Poppy leaned back. “I mean to see his collection. And I want to go to the Ashmoleon Museum as well. And to the Royal Society. Mother never allowed me to go to their meetings, even though they regularly allow ladies to attend.”

Jemma blinked at her. Poppy’s face was as charming as ever, but Jemma suddenly realized that there was nothing soft about Poppy’s jaw, and that her smile was as determined as it was sweet.

“Miss Tatlock is the secretary of the Ladies’ Auxiliary of the Royal Society,” she offered.

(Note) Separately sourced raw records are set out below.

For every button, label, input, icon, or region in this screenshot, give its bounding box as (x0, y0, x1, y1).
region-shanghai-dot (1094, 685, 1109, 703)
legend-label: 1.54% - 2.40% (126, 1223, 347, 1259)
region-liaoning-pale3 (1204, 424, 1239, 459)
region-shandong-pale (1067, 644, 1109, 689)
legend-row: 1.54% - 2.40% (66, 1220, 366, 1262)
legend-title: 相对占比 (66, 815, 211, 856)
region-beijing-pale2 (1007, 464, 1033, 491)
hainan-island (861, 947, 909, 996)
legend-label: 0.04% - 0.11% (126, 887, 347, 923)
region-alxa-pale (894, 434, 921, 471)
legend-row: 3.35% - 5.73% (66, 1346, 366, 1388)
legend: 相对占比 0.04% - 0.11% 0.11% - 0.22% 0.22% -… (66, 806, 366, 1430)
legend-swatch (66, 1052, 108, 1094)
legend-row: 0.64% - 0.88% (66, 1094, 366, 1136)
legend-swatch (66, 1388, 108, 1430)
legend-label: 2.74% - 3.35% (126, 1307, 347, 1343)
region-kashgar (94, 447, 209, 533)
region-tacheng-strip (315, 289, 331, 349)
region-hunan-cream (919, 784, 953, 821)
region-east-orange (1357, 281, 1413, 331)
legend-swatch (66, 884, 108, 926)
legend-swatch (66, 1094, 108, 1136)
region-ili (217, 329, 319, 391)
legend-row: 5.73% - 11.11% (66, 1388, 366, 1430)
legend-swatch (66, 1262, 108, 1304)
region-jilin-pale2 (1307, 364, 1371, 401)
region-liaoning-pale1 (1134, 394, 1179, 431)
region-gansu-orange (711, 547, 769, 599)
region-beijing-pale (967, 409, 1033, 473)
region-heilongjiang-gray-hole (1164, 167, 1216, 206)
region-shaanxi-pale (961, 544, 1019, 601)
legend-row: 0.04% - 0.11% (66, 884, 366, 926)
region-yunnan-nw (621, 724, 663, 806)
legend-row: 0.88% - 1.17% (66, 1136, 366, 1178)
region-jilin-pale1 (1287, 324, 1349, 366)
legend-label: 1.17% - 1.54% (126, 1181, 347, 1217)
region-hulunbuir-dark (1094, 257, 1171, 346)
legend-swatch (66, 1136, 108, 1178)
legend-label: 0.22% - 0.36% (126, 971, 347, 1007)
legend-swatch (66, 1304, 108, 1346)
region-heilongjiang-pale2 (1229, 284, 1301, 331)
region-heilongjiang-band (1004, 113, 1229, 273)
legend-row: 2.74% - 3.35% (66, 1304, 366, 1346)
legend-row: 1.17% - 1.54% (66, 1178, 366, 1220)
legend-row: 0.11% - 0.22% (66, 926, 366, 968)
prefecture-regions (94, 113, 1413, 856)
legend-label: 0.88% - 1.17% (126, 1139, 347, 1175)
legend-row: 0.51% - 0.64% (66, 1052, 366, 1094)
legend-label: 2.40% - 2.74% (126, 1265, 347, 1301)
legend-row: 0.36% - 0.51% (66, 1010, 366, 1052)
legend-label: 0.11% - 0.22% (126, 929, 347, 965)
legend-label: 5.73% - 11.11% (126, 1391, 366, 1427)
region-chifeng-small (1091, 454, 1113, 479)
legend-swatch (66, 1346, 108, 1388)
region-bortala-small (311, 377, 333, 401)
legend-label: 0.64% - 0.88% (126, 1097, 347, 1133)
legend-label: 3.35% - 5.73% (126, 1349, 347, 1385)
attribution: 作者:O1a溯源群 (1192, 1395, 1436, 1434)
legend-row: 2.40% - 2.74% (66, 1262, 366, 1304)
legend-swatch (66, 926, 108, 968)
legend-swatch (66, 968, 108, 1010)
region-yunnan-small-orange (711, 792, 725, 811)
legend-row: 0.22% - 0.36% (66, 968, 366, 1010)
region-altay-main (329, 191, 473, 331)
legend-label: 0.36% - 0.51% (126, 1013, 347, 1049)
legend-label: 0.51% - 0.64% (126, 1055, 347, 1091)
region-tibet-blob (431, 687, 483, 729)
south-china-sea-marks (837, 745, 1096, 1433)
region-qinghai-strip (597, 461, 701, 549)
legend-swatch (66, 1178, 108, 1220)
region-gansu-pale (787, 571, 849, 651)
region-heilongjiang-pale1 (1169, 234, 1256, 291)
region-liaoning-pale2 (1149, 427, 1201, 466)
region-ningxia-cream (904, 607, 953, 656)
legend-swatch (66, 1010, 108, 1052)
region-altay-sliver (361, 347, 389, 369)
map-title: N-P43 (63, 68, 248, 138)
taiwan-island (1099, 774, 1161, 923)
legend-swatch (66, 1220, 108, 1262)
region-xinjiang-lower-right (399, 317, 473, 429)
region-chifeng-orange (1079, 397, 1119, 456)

“You mean that young woman who flirts with your husband?”

“I think of her as Miss Fetlock,” Jemma said. “It is an affectionate name, you understand.”

Poppy smiled at her. “I wish I could think up a mean name for Louise, but I’m too fond of her.”

“There we differ. I have no liking whatsoever for Miss Fetlock, though I am the first to admit that my dislike is extremely unfair. As far as I know, she adores Beaumont from afar and he certainly would never risk his precious reputation to do more than converse with the poor woman.”

“Then we must direct her attentions in some other direction,” Poppy said firmly. “As it happens, I know a delightful young scientist, Dr. Loudan.”

“She couldn’t marry just any young man from Oxford, no matter how intelligent he was,” Jemma said. “She’s caught in the bounds of propriety, you know. One of those. Poor but a peer.”

“He’s the Honorable George Loudan,” Poppy said. “And he stands to be Viscount Howitt someday.”

Jemma raised an eyebrow. “What a splendid idea, Poppy!”

“I shall go to the next Royal Society meeting. At least, the next one to which they invite women. And I’ll introduce the two of them.”

“How on earth did you meet this scientist, Poppy?”

To Jemma’s amusement, Poppy got a little pink.

“Poppy!”

“I wrote him a letter,” Poppy confessed. “You see, he wrote a treatise on the three-toed sloth in
Transactions of the Royal Society,
and while I felt he made some astute comments, he overlooked an important point that Dr. Hembleton made in a previous article, having to do with their back claws.”

“You wrote him a letter? About a three-toed sloth?” What ever Jemma was expecting, it wasn’t missives to do with sloths.

Poppy nodded.

“Illicit correspondence with a gorgeous young man.” Jemma leaned back, grinning. “You did say that he was gorgeous, didn’t you, Poppy?”

Poppy looked even more flustered. “Well, of course, I wasn’t thinking of his person when I wrote him a letter—”

“Of course you weren’t,” Jemma said, chortling. “Not a thought. Never. Of course not. Did he write back?”

“It isn’t like that,” she protested.

“He wrote back, did he? Probably thought you were brilliant, didn’t he? And—just how many letters have ensued, Miss Holier-than-Thou Duchess?”

Poppy looked a little faint. “Do you really think—see it—do you think that he—”

“Who knows how he thinks? Men are a mystery to me. I love the idea that you’re engaged in conversation, albeit epistolary, with one of the world’s great scientists!”